Illinois lawmakers went home May 27 without resolving the state’s $13 billion deficit in the budget for the fiscal year that begins this week. The $900 million sale would bring the state’s outstanding general obligation debt to $26.9 billion, according to Fitch Ratings.

Proceeds of the offering will fund transportation projects, preliminary documents show.

Rating Cut

The state’s fiscal troubles led to a one-level rating cut last week of the Illinois Regional Transportation Authority, the second-largest public transportation system in the U.S., by both Fitch and Moody’s.

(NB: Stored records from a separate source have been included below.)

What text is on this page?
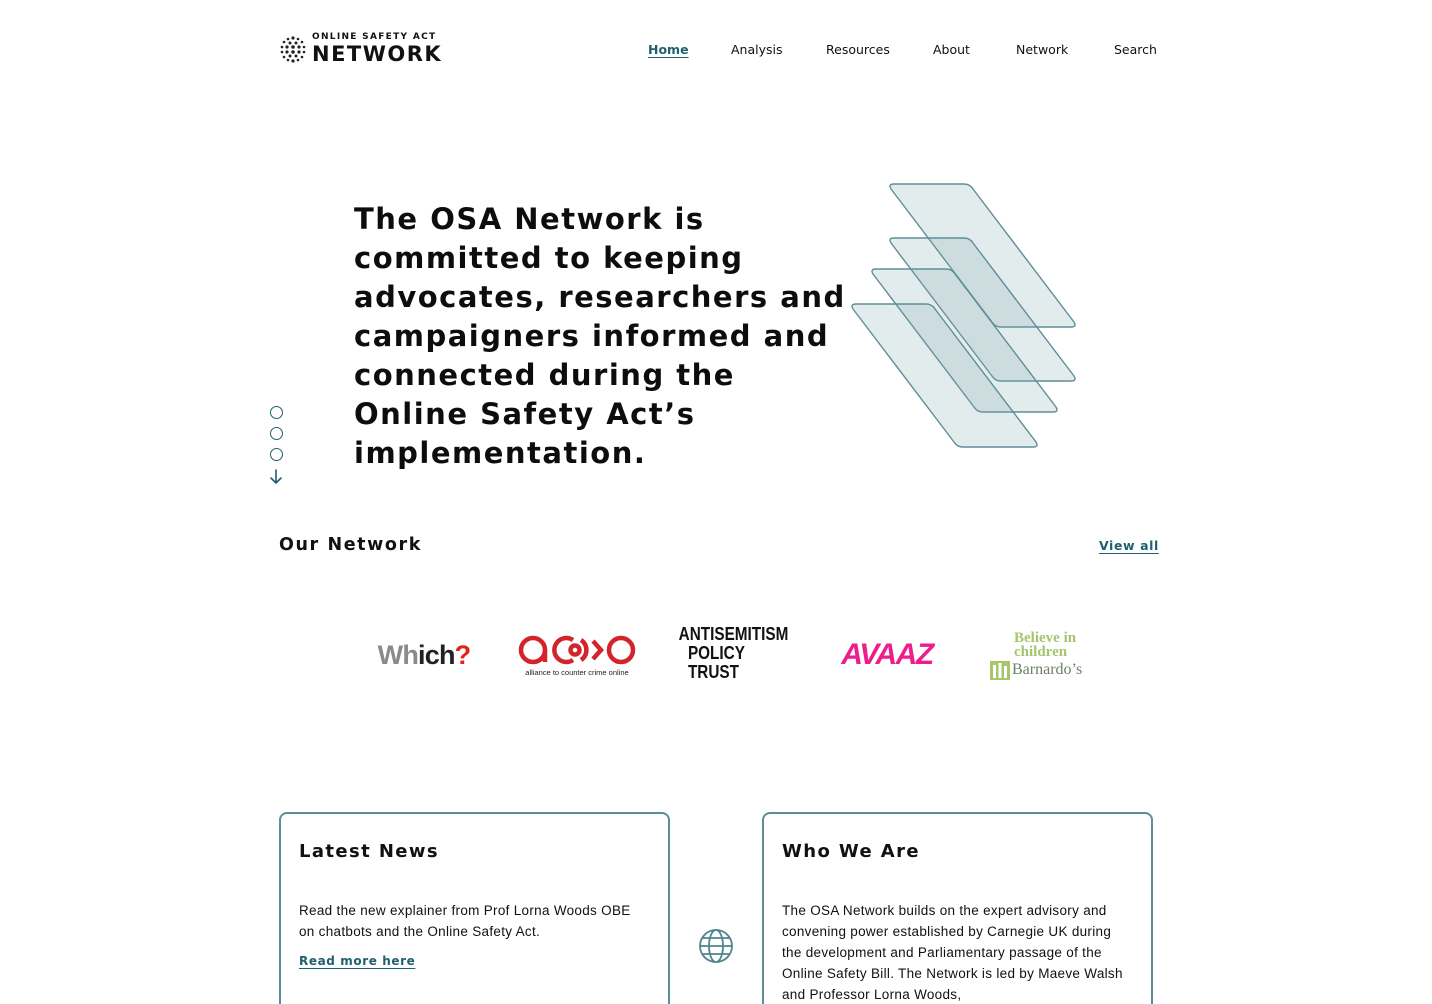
ONLINE SAFETY ACT
NETWORK	Home	Analysis	Resources	About	Network	Search
The OSA Network is committed to keeping advocates, researchers and campaigners informed and connected during the Online Safety Act’s implementation.
Our Network	View all
Wh ich ?
alliance to counter crime online
ANTISEMITISM
POLICY TRUST
AVAAZ
Believe in
children
Barnardo’s
Latest News

Read the new explainer from Prof Lorna Woods OBE on chatbots and the Online Safety Act.

Read more here
Who We Are

The OSA Network builds on the expert advisory and convening power established by Carnegie UK during the development and Parliamentary passage of the Online Safety Bill. The Network is led by Maeve Walsh and Professor Lorna Woods,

Illinois sold $300 million of Build America Bonds on June 17 in a competitive offering won by Citigroup Inc. The securities mature serially from 2011 through 2021 and in 2025 and 2035. Five-year debt priced to yield 4.5 percent, 250 basis points more than a similar maturity government security. The notes traded June 25 at an average yield of 4.52 percent, a spread of 260 basis points, according to Municipal Securities Rulemaking Board data.

Debt from the sale maturing in 2035 yielded 7.1 percent, 297 basis points over a 30-year Treasury. On June 25 the security traded at an average yield of 6.99 percent, 293 basis points higher.

Peoria, Illinois-based Caterpillar Inc., which is rated on par with Illinois by Fitch and one level below by Moody’s and S&P, offered yields of 5.35 percent on June 24 for debt maturing in 2038. The world’s largest maker of construction equipment paid 145 basis points below Illinois’s higher-rated and shorter- term notes.

Sinsheimer and Kelly Kraft, a spokeswoman for Governor Pat Quinn, didn’t return calls or e-mails seeking comment on the Dow Jones report. The state delayed the sale until the governor decides on signing off on the budget for the year starting July 1, the report said.